25th November 2015
Writing: Charles Page (Year 9)
Editing: Daniel Chapman (Year 12)
Year 9 boys were given the amazing opportunity to view an abridged adaptation of Romeo and Juliet, performed by the innovative and respected, Young Shakespeare Company.
Even 400 years or so after it was written, the tragedy of Romeo and Juliet still remains a dynamic and action-packed play which portrays the tragic consequences of fate onto unsuspecting characters. The Young Shakespeare Company however, added a pinch of humour to their performance by actively employing the suggestions of the eager audience on what characteristics and personalities the actors should adopt and then acting out a certain scene in that way - with comic consequences! My personal favourite was when Lord Capulet and Tybalt acted out a particularly violent scene in a Teletubbies style, to gales of laughter from students and teachers alike.[IMAGE:cf51be86]
Amongst all of the laughter and excitement, we learned how to use our surroundings to create an atmosphere and to make our characters stand out. For example, the actors had nothing but a table and a few small props, which they used to great effect (like stabbing each other with cooking utensils in the fight between Romeo and Tybalt). This meant that they had to move around a lot to create a sense of the area and to interact with the audience to really show off their characters' personality.
We also saw how characters should be presented both physically and emotionally on stage, and how different character's actions must seamlessly interact on stage to prevent causing confusion or a lack of direction. This was presented to us when the Montague and Capulet families were in a bitter argument. We saw how their contrasting actions added a sense of foreboding, which eventually led to a fully-fledged fight, with Tybalt having an ice cream dumped onto his head, much to the initial surprise and amusement of the audience, and Mercutio tragically dying off scene. We also learned about how to stage fight, throwing convincing, but thankfully fake, punches and kicks!

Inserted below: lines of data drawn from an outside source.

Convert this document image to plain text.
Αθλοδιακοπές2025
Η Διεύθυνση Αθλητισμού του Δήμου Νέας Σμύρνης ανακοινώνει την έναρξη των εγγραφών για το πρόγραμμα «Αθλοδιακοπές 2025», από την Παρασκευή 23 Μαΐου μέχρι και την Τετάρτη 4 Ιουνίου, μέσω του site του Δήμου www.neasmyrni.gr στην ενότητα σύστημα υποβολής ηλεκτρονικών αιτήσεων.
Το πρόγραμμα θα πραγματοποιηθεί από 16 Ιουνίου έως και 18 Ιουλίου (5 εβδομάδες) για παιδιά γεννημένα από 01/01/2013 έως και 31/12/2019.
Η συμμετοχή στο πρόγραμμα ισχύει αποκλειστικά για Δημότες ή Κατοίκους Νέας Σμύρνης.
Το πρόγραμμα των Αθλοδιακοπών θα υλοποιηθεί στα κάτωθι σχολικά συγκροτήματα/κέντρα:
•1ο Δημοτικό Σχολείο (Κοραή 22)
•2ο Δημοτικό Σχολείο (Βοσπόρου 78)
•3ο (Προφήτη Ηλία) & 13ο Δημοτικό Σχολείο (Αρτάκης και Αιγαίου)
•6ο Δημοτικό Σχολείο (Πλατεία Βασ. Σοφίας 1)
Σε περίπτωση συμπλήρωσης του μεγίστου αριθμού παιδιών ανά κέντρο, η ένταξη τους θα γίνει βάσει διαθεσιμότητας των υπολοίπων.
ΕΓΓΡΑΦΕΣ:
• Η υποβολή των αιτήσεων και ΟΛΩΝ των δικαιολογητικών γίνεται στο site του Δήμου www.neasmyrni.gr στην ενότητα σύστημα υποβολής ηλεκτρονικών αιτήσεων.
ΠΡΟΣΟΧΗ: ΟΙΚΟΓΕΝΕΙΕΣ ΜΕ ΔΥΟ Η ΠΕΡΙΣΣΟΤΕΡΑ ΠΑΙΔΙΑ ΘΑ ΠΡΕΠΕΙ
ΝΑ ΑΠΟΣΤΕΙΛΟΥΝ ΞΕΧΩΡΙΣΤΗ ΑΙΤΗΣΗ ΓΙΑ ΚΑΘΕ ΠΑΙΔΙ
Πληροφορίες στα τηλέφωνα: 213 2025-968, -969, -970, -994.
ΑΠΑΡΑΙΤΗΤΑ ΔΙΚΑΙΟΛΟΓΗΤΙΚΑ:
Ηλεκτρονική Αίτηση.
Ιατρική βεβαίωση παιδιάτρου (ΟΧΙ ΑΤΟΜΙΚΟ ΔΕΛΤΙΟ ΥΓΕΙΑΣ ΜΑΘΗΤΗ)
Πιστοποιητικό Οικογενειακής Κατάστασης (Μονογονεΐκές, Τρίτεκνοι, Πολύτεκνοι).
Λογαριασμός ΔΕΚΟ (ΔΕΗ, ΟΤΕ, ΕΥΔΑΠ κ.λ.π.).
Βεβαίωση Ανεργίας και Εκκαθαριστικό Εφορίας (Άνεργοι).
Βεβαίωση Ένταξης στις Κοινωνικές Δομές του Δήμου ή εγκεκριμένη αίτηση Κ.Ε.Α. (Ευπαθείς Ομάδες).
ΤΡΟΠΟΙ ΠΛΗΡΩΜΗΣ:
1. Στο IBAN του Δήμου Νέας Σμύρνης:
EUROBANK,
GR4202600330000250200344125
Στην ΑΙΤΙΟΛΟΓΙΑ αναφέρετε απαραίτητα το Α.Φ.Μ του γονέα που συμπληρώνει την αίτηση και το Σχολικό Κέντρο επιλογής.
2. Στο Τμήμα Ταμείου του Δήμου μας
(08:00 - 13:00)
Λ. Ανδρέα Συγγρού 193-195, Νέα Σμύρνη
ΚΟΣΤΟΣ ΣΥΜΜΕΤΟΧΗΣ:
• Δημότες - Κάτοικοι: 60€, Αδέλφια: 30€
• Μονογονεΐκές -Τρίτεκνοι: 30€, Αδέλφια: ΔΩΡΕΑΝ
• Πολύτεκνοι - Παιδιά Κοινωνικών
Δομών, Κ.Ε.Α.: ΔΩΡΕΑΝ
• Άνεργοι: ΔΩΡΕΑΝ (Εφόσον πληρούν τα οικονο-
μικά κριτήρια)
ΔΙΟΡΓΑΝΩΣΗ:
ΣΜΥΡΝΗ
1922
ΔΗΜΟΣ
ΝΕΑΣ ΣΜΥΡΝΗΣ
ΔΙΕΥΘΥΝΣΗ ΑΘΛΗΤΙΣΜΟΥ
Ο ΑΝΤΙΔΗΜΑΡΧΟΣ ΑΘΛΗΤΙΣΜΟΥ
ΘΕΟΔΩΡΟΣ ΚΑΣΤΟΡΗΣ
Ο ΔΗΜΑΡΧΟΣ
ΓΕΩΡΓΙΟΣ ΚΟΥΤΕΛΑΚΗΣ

Overall, it was a very instructive and interesting performance. We learnt about a lot including how to use your surroundings effectively, and use gesture and posture to create a powerful performance. I would personally, on behalf of Year 9, like to thank the English Team for organising this very instructive, interesting and humorous performance; and the Young Shakespeare Company for putting on such an exciting and interesting production.